I think I expected to morph into a different person when we moved to the other side of the world but of course my hopes, fears, phobias and stresses remained. I didn’t suddenly become the super confident, poised individual that I saw in my imagination. If anything, I became less confident and felt more awkward. It’s hard to feel composed when everything is unfamiliar and new and even paying for your groceries in the supermarket is a challenge.
2. Family really is the most important thing in life.
I have learned that all of the excitement, adventure and sunshine cannot compensate for the joy that comes from being with the people you love. There have been many times since we have been living here that I would have happily swapped long deliciously hot afternoons at the beach for mornings spent sitting with my grandparents, simply watching the television and drinking cups of tea.
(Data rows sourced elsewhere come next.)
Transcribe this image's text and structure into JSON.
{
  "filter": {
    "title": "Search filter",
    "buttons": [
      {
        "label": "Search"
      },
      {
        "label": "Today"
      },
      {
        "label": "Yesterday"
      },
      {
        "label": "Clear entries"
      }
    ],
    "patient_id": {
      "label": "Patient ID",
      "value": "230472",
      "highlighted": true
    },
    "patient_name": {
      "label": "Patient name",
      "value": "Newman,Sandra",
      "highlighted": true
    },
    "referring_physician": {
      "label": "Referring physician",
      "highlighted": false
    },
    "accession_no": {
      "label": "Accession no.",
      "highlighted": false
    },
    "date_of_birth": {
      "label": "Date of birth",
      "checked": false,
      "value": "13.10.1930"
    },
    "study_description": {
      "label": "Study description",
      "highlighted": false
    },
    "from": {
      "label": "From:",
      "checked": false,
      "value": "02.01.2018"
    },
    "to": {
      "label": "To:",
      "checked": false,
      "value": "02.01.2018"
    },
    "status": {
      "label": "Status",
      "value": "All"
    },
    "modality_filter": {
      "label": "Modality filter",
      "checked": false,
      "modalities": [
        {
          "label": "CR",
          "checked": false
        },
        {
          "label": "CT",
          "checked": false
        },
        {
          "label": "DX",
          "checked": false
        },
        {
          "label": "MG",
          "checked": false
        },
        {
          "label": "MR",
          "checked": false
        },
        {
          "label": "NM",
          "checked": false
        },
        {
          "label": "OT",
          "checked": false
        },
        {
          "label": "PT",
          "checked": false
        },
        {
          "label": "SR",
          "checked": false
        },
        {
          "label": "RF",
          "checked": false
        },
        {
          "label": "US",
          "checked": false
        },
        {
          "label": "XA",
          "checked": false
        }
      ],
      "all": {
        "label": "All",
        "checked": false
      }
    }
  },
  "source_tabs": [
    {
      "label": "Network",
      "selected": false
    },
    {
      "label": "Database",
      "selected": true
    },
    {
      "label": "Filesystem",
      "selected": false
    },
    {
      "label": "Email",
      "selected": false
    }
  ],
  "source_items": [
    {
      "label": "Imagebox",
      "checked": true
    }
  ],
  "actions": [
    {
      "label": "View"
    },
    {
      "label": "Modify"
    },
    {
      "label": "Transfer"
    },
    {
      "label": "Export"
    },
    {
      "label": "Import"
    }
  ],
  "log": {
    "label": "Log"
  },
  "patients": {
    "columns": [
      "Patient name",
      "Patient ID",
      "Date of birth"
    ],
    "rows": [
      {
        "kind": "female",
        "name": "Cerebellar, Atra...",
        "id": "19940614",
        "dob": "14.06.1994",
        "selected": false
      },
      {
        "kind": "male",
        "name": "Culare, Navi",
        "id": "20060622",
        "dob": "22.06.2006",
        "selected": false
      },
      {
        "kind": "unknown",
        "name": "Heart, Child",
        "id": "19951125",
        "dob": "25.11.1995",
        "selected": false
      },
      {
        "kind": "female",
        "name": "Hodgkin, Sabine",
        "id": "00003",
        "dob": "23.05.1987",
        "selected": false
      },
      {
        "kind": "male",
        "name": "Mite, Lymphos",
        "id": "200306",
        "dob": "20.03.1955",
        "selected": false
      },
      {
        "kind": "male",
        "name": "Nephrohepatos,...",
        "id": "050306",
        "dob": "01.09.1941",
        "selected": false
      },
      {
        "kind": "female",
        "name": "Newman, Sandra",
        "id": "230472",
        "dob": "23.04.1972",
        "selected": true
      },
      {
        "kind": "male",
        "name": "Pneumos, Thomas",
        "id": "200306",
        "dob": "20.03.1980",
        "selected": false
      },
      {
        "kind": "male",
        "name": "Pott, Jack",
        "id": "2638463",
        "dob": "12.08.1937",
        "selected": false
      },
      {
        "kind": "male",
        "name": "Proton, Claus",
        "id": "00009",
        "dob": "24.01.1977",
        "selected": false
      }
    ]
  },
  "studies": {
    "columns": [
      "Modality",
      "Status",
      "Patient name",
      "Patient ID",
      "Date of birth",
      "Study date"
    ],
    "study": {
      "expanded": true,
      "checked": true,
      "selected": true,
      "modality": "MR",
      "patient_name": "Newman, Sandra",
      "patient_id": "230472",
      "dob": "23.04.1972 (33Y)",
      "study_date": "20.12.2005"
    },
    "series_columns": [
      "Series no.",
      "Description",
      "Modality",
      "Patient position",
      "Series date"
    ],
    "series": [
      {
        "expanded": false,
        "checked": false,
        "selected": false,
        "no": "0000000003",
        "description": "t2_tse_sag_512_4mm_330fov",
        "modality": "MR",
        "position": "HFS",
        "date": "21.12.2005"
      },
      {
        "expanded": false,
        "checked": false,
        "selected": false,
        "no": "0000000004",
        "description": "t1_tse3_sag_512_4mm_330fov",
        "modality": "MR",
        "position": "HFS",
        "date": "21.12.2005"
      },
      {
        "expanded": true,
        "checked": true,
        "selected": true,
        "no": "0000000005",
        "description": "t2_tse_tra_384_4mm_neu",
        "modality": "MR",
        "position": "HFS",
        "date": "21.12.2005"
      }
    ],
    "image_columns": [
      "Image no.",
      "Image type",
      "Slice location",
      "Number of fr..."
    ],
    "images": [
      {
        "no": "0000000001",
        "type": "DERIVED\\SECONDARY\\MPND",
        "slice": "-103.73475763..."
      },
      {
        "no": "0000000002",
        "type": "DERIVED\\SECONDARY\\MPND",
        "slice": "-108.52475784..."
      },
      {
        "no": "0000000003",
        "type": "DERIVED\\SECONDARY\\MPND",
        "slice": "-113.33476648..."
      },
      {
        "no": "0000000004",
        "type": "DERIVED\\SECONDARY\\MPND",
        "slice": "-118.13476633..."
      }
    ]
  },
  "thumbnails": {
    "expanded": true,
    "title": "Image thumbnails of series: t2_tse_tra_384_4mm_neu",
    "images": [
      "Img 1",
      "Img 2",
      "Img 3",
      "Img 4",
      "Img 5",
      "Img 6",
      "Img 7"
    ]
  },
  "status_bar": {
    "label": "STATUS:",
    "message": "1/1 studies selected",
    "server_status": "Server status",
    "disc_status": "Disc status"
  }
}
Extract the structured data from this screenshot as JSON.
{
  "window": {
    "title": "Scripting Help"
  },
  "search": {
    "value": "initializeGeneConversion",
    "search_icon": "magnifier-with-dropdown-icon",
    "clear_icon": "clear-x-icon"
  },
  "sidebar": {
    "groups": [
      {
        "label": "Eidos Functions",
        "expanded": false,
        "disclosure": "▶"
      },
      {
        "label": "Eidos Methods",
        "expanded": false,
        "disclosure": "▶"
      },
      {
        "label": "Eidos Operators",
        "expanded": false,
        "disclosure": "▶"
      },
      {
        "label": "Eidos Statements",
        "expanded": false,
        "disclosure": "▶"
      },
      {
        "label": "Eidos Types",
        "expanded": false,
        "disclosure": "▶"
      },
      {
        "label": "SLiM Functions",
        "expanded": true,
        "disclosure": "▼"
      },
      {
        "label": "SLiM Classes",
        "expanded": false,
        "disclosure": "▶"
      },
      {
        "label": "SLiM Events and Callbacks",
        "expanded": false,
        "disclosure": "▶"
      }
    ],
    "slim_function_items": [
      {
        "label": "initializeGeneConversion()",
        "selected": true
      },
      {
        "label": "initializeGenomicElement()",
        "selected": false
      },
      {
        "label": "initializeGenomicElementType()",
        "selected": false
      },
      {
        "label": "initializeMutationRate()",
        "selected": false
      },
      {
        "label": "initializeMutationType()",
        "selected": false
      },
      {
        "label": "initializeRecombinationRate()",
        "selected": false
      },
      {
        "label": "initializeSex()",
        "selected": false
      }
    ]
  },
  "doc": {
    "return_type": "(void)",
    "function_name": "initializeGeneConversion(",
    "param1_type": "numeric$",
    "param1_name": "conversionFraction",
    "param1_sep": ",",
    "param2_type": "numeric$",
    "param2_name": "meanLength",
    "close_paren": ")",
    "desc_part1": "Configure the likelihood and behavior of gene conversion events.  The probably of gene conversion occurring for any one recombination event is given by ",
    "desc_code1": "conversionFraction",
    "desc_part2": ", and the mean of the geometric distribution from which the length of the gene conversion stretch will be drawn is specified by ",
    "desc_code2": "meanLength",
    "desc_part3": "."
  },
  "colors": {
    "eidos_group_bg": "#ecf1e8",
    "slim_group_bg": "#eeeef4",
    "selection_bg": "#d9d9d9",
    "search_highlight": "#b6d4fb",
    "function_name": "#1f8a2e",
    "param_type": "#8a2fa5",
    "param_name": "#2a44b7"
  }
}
3. Stuff isn’t very important.
When I became a parent, I wanted to make sure that my children were well provided for, that they had nice clothes, toys and ‘stuff’. When we had to pack up all of our things to move here, I was embarrassed to see how much they had, how much we had bought for them that they had simply never played with. It made me think about what they really need and it was the catalyst for me to start thinking about making some changes in our life and in my parenting in particular. I realised that it was my time that my children needed rather than more ‘stuff’- We are still working on ways to spend more ‘time’ with our girls but at the moment the goal is just to try and be more present during the time we do have together.
So two and a half years after we made our big move, my little family can reflect that our life is richer as a result of our immigration. Ironically though, for the most part, this richness has come from our reflections on the lessons we have learned and new insights we have gained into how great our lives already were (although we didn’t recognise it at the time) and are.
We have learned that family, people and experiences are the most valuable part of our lives.
We have become more resilient, stronger, braver and closer as a result of our adventures.
Finally, we have realised how awesome the world is and how diverse the opportunities are that it offers. Our daughter has already decided that she wants to move to Italy one day and we talk about moving to Australia or living in Paris or Spain in the future.
Personally, I wanted to run away from the UK and start anew. What I have found is that I can’t run away from myself and that newness can only come from a change in attitude and perspective. I didn’t need to move to beautiful New Zealand to discover that, but I am glad that I did!